On 2 June 2014, following the 2014 Abkhazian political crisis, acting President Valeri Bganba dismissed Beslan Arshba, as had been demanded by protesters, and appointed his Deputy Vakhtang Maan as acting District Head. After the election of Raul Khajimba as President, he on 11 November appointed Temur Nadaraia as Acting Head in Maan's stead.

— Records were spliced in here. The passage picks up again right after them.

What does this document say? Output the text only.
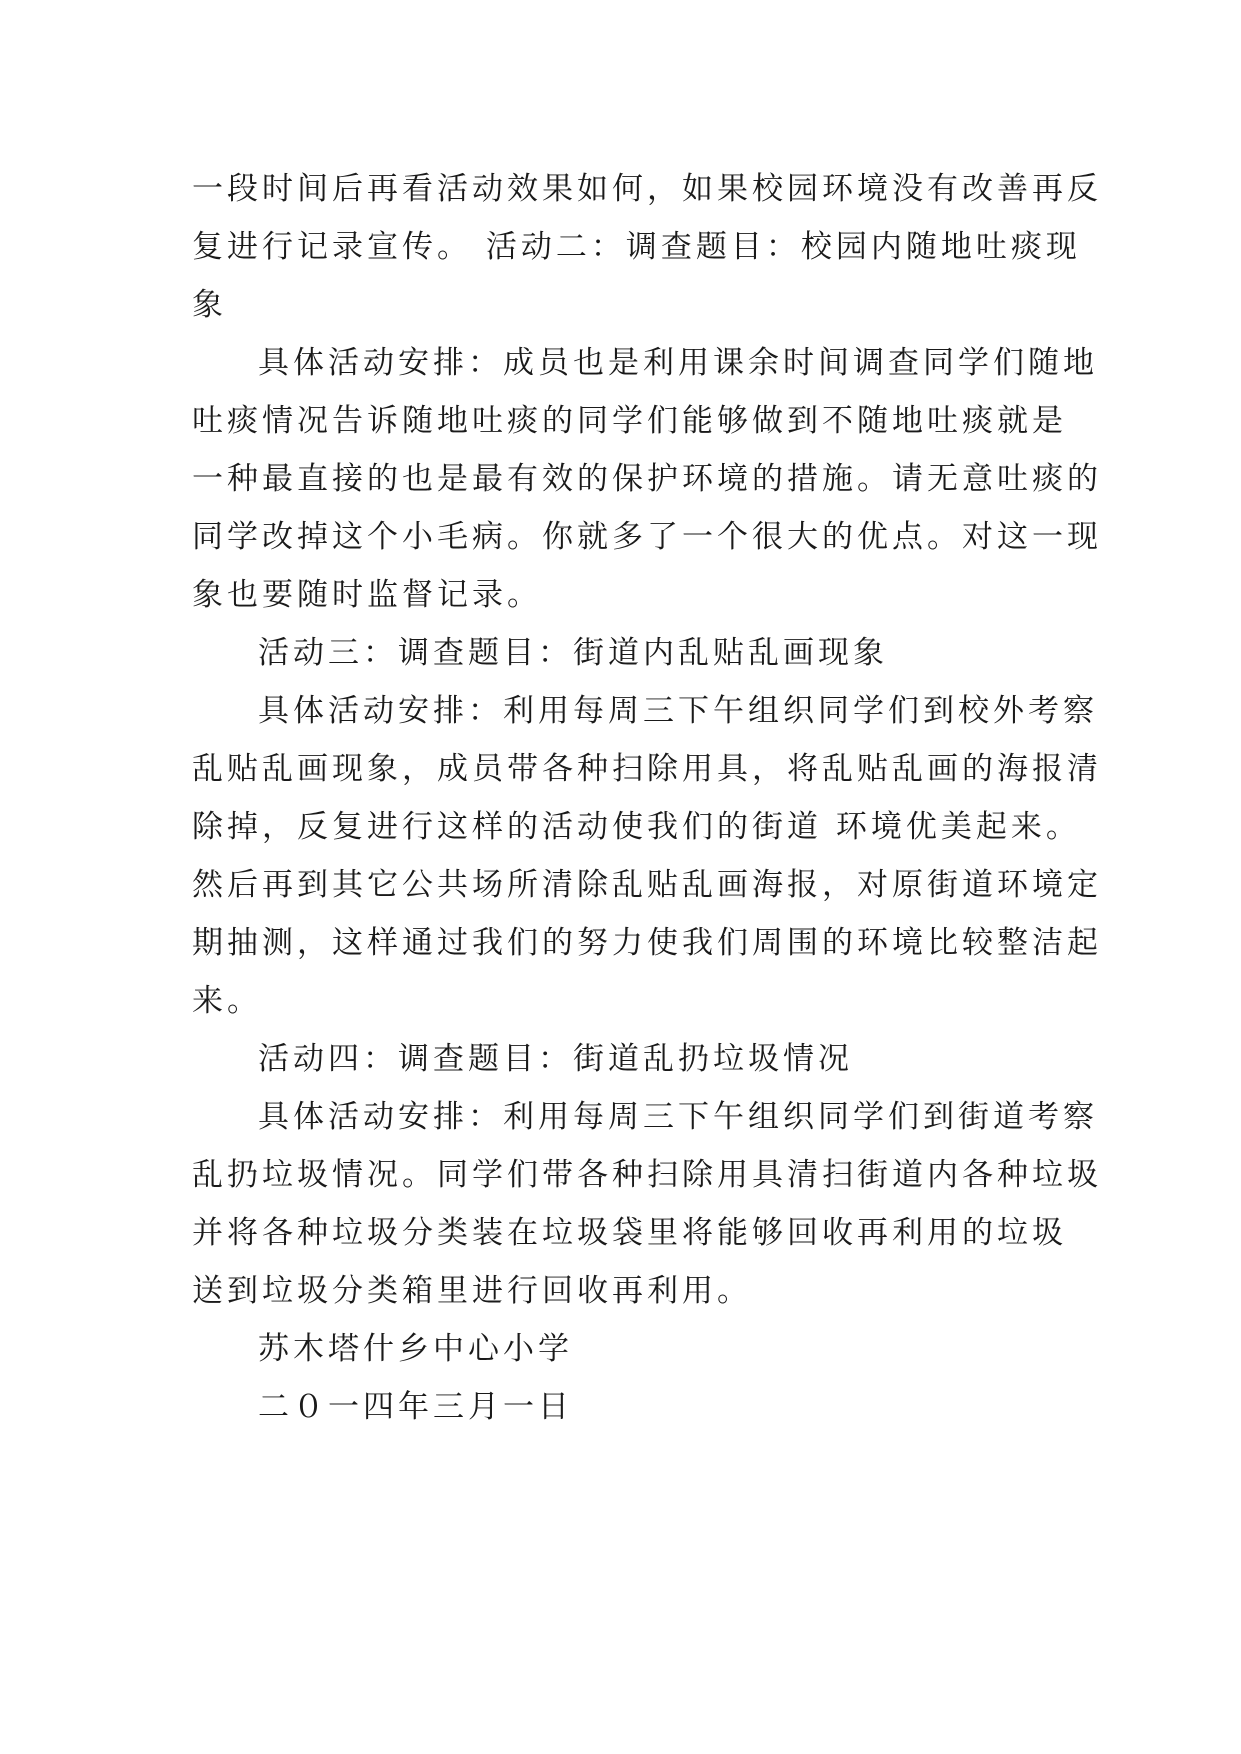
一段时间后再看活动效果如何，如果校园环境没有改善再反
复进行记录宣传。 活动二：调查题目：校园内随地吐痰现
象
具体活动安排：成员也是利用课余时间调查同学们随地
吐痰情况告诉随地吐痰的同学们能够做到不随地吐痰就是
一种最直接的也是最有效的保护环境的措施。请无意吐痰的
同学改掉这个小毛病。你就多了一个很大的优点。对这一现
象也要随时监督记录。
活动三：调查题目：街道内乱贴乱画现象
具体活动安排：利用每周三下午组织同学们到校外考察
乱贴乱画现象，成员带各种扫除用具，将乱贴乱画的海报清
除掉，反复进行这样的活动使我们的街道 环境优美起来。
然后再到其它公共场所清除乱贴乱画海报，对原街道环境定
期抽测，这样通过我们的努力使我们周围的环境比较整洁起
来。
活动四：调查题目：街道乱扔垃圾情况
具体活动安排：利用每周三下午组织同学们到街道考察
乱扔垃圾情况。同学们带各种扫除用具清扫街道内各种垃圾
并将各种垃圾分类装在垃圾袋里将能够回收再利用的垃圾
送到垃圾分类箱里进行回收再利用。
苏木塔什乡中心小学
二０一四年三月一日
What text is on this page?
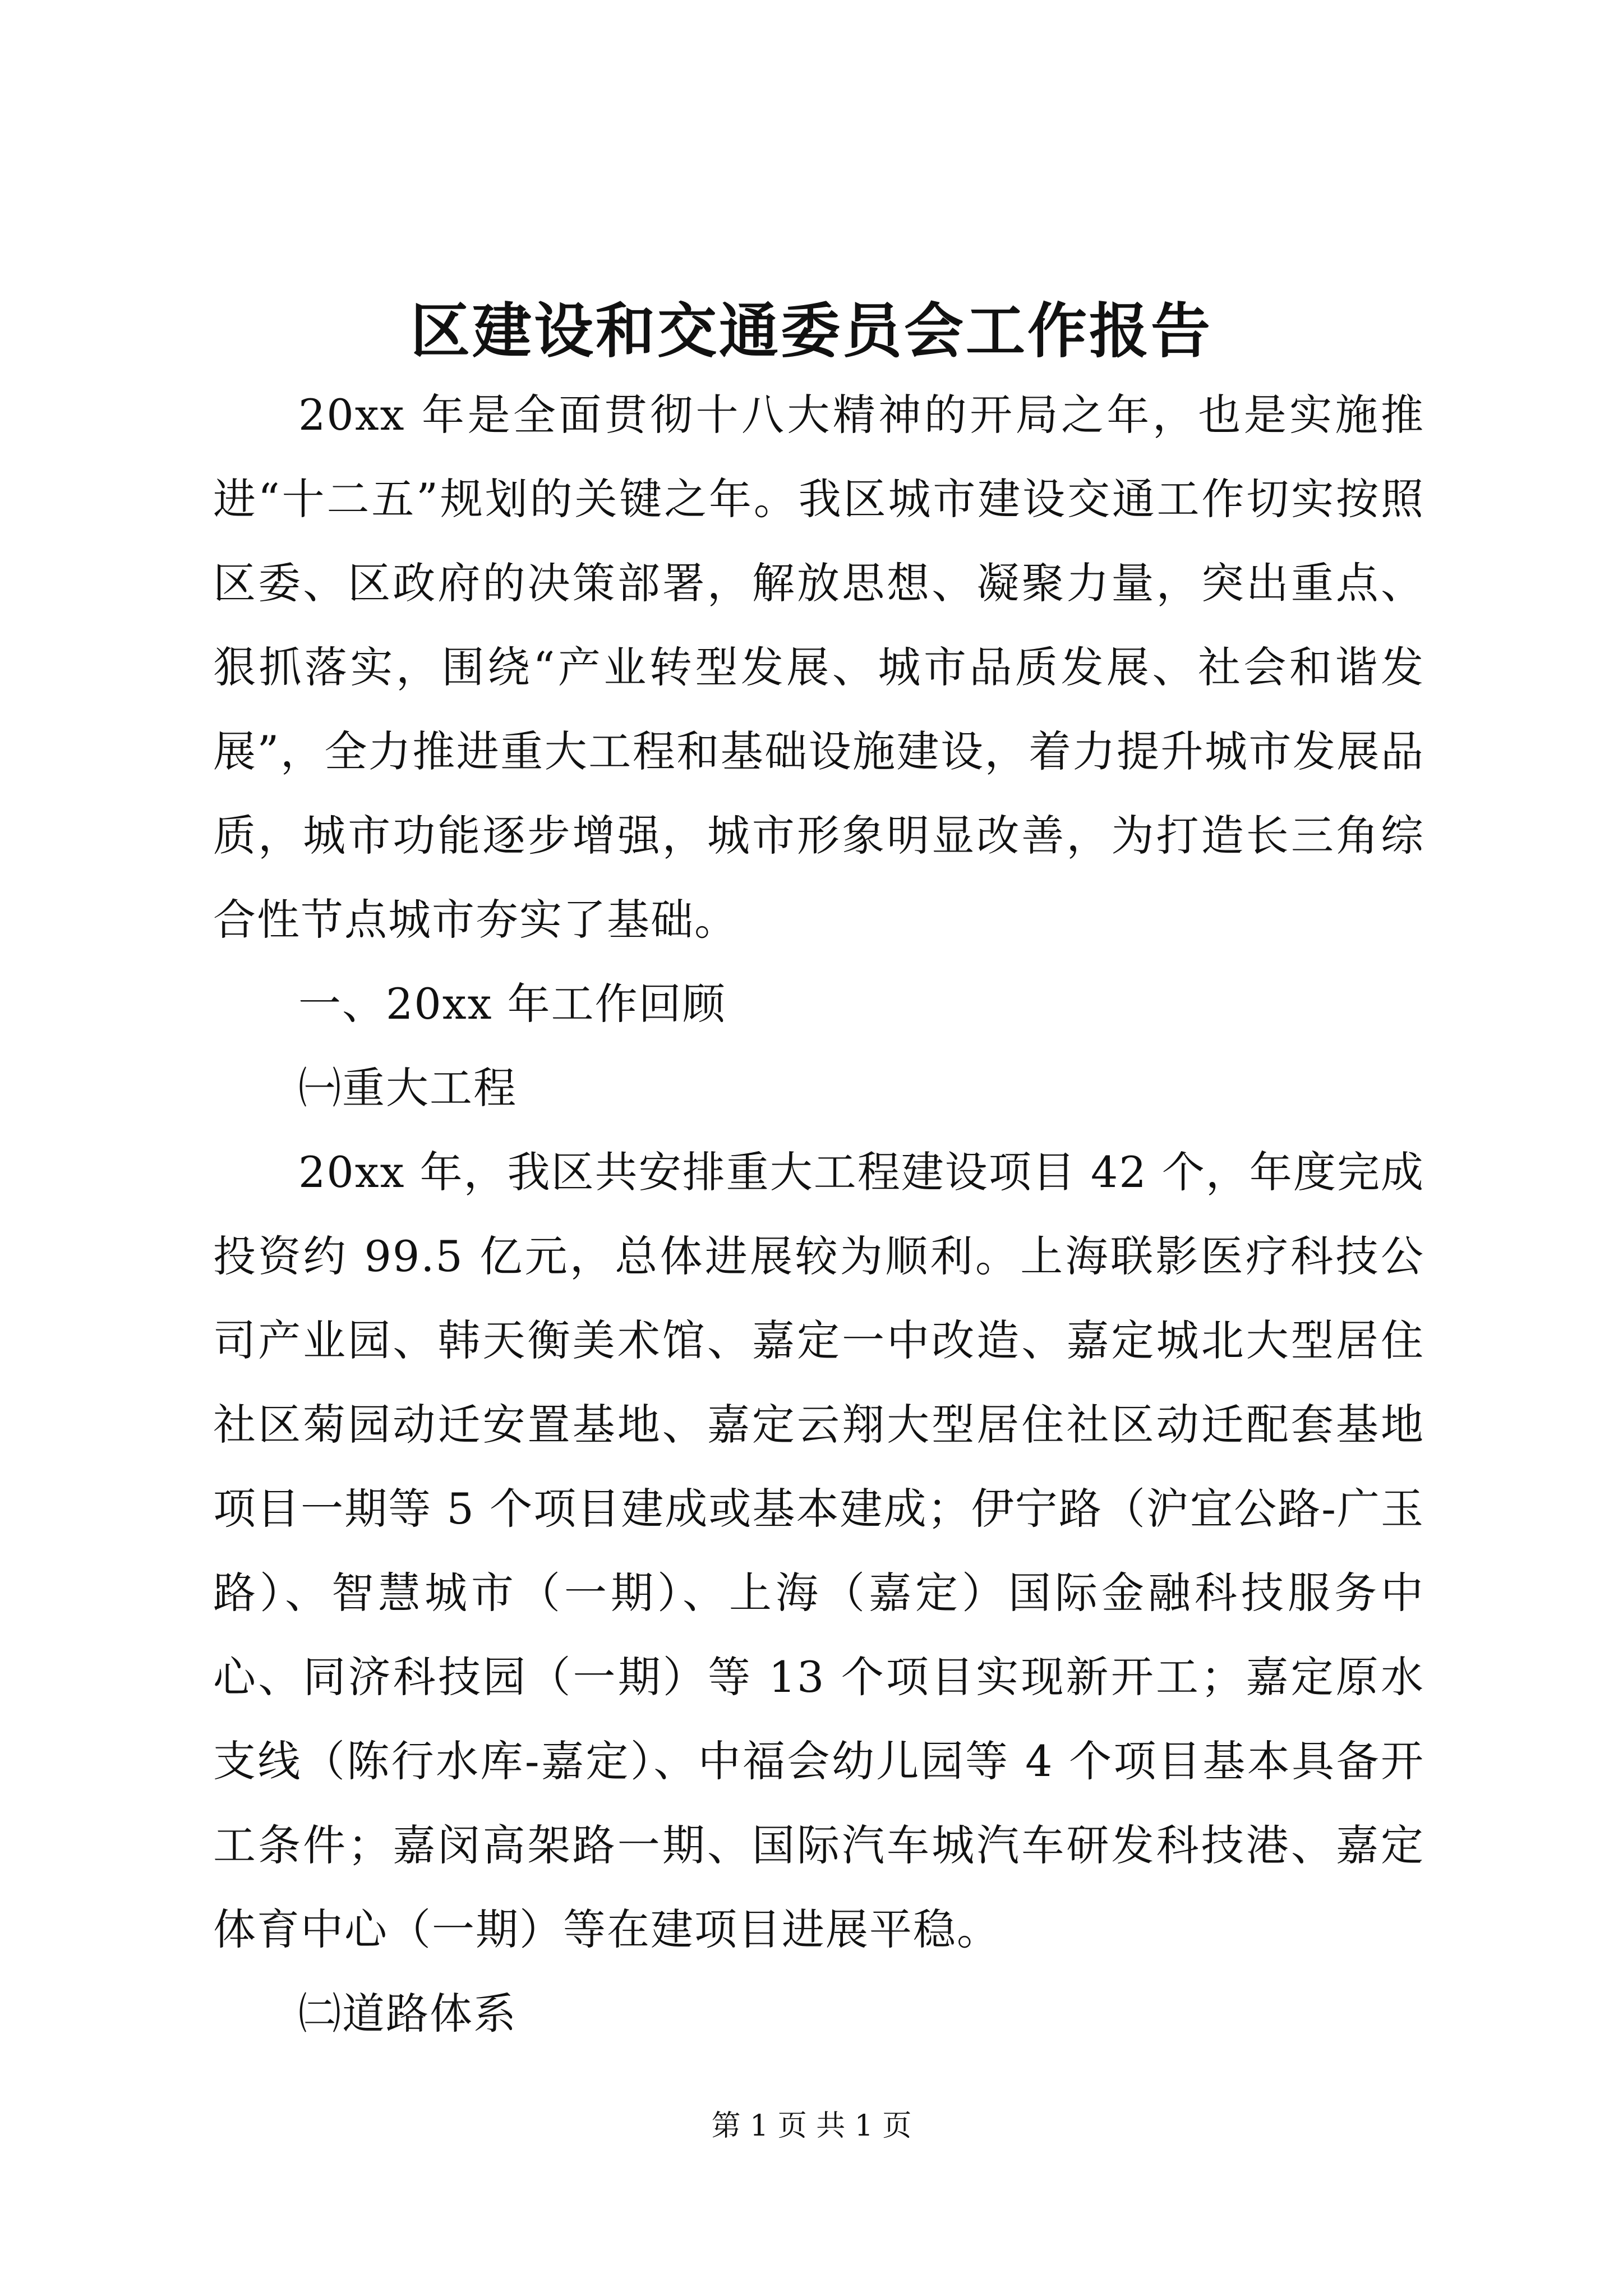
区建设和交通委员会工作报告

20xx 年是全面贯彻十八大精神的开局之年，也是实施推进“十二五”规划的关键之年。我区城市建设交通工作切实按照区委、区政府的决策部署，解放思想、凝聚力量，突出重点、狠抓落实，围绕“产业转型发展、城市品质发展、社会和谐发展”，全力推进重大工程和基础设施建设，着力提升城市发展品质，城市功能逐步增强，城市形象明显改善，为打造长三角综合性节点城市夯实了基础。

一、20xx 年工作回顾

㈠重大工程

20xx 年，我区共安排重大工程建设项目 42 个，年度完成投资约 99.5 亿元，总体进展较为顺利。上海联影医疗科技公司产业园、韩天衡美术馆、嘉定一中改造、嘉定城北大型居住社区菊园动迁安置基地、嘉定云翔大型居住社区动迁配套基地项目一期等 5 个项目建成或基本建成；伊宁路（沪宜公路-广玉路）、智慧城市（一期）、上海（嘉定）国际金融科技服务中心、同济科技园（一期）等 13 个项目实现新开工；嘉定原水支线（陈行水库-嘉定）、中福会幼儿园等 4 个项目基本具备开工条件；嘉闵高架路一期、国际汽车城汽车研发科技港、嘉定体育中心（一期）等在建项目进展平稳。

㈡道路体系

第 1 页 共 1 页
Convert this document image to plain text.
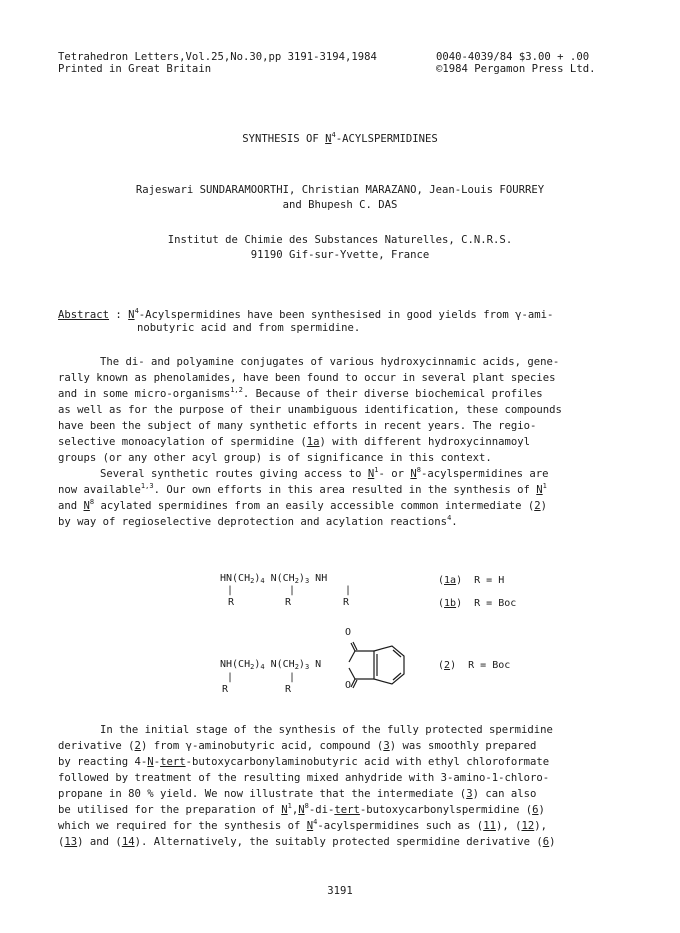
Tetrahedron Letters,Vol.25,No.30,pp 3191-3194,1984	0040-4039/84 $3.00 + .00
Printed in Great Britain	©1984 Pergamon Press Ltd.
SYNTHESIS OF $N^4$-ACYLSPERMIDINES
Rajeswari SUNDARAMOORTHI, Christian MARAZANO, Jean-Louis FOURREY
and Bhupesh C. DAS
Institut de Chimie des Substances Naturelles, C.N.R.S.
91190 Gif-sur-Yvette, France
Abstract : $N^4$-Acylspermidines have been synthesised in good yields from γ-ami-
nobutyric acid and from spermidine.
The di- and polyamine conjugates of various hydroxycinnamic acids, gene-
rally known as phenolamides, have been found to occur in several plant species
and in some micro-organisms$^{1,2}$. Because of their diverse biochemical profiles
as well as for the purpose of their unambiguous identification, these compounds
have been the subject of many synthetic efforts in recent years. The regio-
selective monoacylation of spermidine (1a) with different hydroxycinnamoyl
groups (or any other acyl group) is of significance in this context.
Several synthetic routes giving access to $N^1-$ or $N^8$-acylspermidines are
now available$^{1,3}$. Our own efforts in this area resulted in the synthesis of $N^1$
and $N^8$ acylated spermidines from an easily accessible common intermediate (2)
by way of regioselective deprotection and acylation reactions$^4$.
$HN(CH_2)_4$ $N(CH_2)_3$ NH
|	|	|
R	R	R
(1a)  R = H
(1b)  R = Boc
$NH(CH_2)_4$ $N(CH_2)_3$ N
|	|
R	R
O
O
(2)  R = Boc
In the initial stage of the synthesis of the fully protected spermidine
derivative (2) from γ-aminobutyric acid, compound (3) was smoothly prepared
by reacting 4-N-tert-butoxycarbonylaminobutyric acid with ethyl chloroformate
followed by treatment of the resulting mixed anhydride with 3-amino-1-chloro-
propane in 80 % yield. We now illustrate that the intermediate (3) can also
be utilised for the preparation of $N^1,N^8-di-tert$-butoxycarbonylspermidine (6)
which we required for the synthesis of $N^4$-acylspermidines such as (11), (12),
(13) and (14). Alternatively, the suitably protected spermidine derivative (6)
3191
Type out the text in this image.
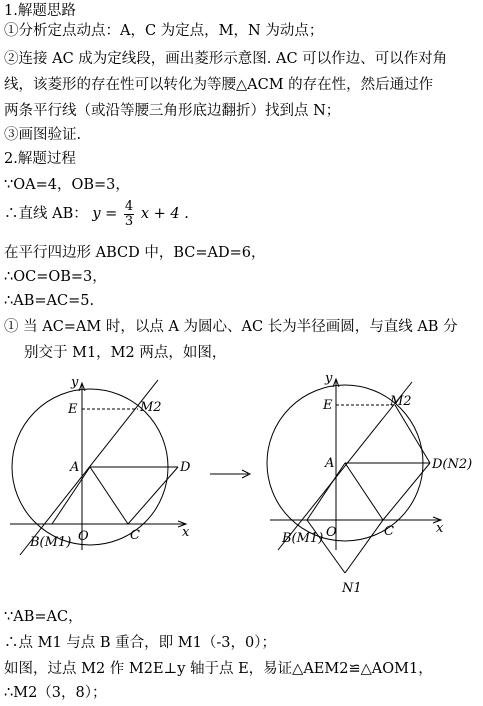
1.解题思路
①分析定点动点：A，C 为定点，M，N 为动点；
②连接 AC 成为定线段，画出菱形示意图. AC 可以作边、可以作对角
线，该菱形的存在性可以转化为等腰△ACM 的存在性，然后通过作
两条平行线（或沿等腰三角形底边翻折）找到点 N；
③画图验证.
2.解题过程
∵OA=4，OB=3，
∴直线 AB： $y = \frac{4}{3}$ x + 4 .
在平行四边形 ABCD 中，BC=AD=6，
∴OC=OB=3，
∴AB=AC=5.
① 当 AC=AM 时，以点 A 为圆心、AC 长为半径画圆，与直线 AB 分
别交于 M1，M2 两点，如图，
y
E	M2
A	D
B(M1) O	C	x
y
E	M2
A	D(N2)
B(M1) O	C	x
N1
∵AB=AC，
∴点 M1 与点 B 重合，即 M1（-3，0）；
如图，过点 M2 作 M2E⊥y 轴于点 E，易证△AEM2≌△AOM1，
∴M2（3，8）；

===List of district governors===

#: Name; From; Until; President; Comments
Chairmen of the District Soviet:
Vakhtang Kolbaia; 1984; 1990
Rabo Shonia; ?; 11 February 1991
Prefects:
Edisher Janjulia; 11 February 1991; ?
Heads of the District Administration:
Vazha Zarandia; December 1993; April 1994
Ruslan Kishmaria; May 1994; 26 November 1994
26 November 1994: 1997; Vladislav Ardzinba
Valeri Lomia; 1997; 1998
Ruslan Kishmaria; 1998; March 2004
Yuri Kvekveskiri; March 2004; 2005
2005: 23 May 2007; Sergei Bagapsh
Beslan Arshba; 23 May 2007; 26 September 2011
26 September 2011: 2 June 2014; Alexander Ankvab
Vakhtang Maan; 2 June 2014; 11 November 2014; Valeri Bganba; Acting
Temur Nadaraia; 11 November 2014; Raul Khajimba; Acting
Konstatin Pilia[ru]; July 2020; 19 November 2024; Aslan Bzhania
19 November 2024; Present; Badra Gunba

== Economy ==

The Gali District is a rich agricultural area for tea, citrus, hazelnuts and vegetables. The Inguri hydroelectric station, a major supplier to Abkhazia and part of Georgia proper, is located on the Abkhaz-Georgian ceasefire line and is operated jointly.

Gali's residents are allowed to relatively freely cross into the neighboring Georgian districts, but must pay 50 Russian roubles. Customs fees are also levied upon any goods they are carrying into/out of Georgia proper. However, after the 2008 Russo-Georgian War, the cease-fire line has become more difficult to cross, with long delays at the checkpoint. As a result, the economic and trade links between the two sides of the cease-fire line, which formed the backbone of the resident's coping economies, became more strained.

The district's 2006 budget was 7.5 million Russian roubles ($300,000) but 30 per cent is tax revenue forwarded to Sukhumi. The remaining 70 per cent is spent on salaries, pensions and administration expenses. However, the district's budget does not include allocations from the central budget, which tend to be ad hoc, dependent on particular needs. The infrastructure remains in the state of collapse and, in spite of the limited international humanitarian aid, the majority of returnees continue to live in damaged houses or temporary shelters.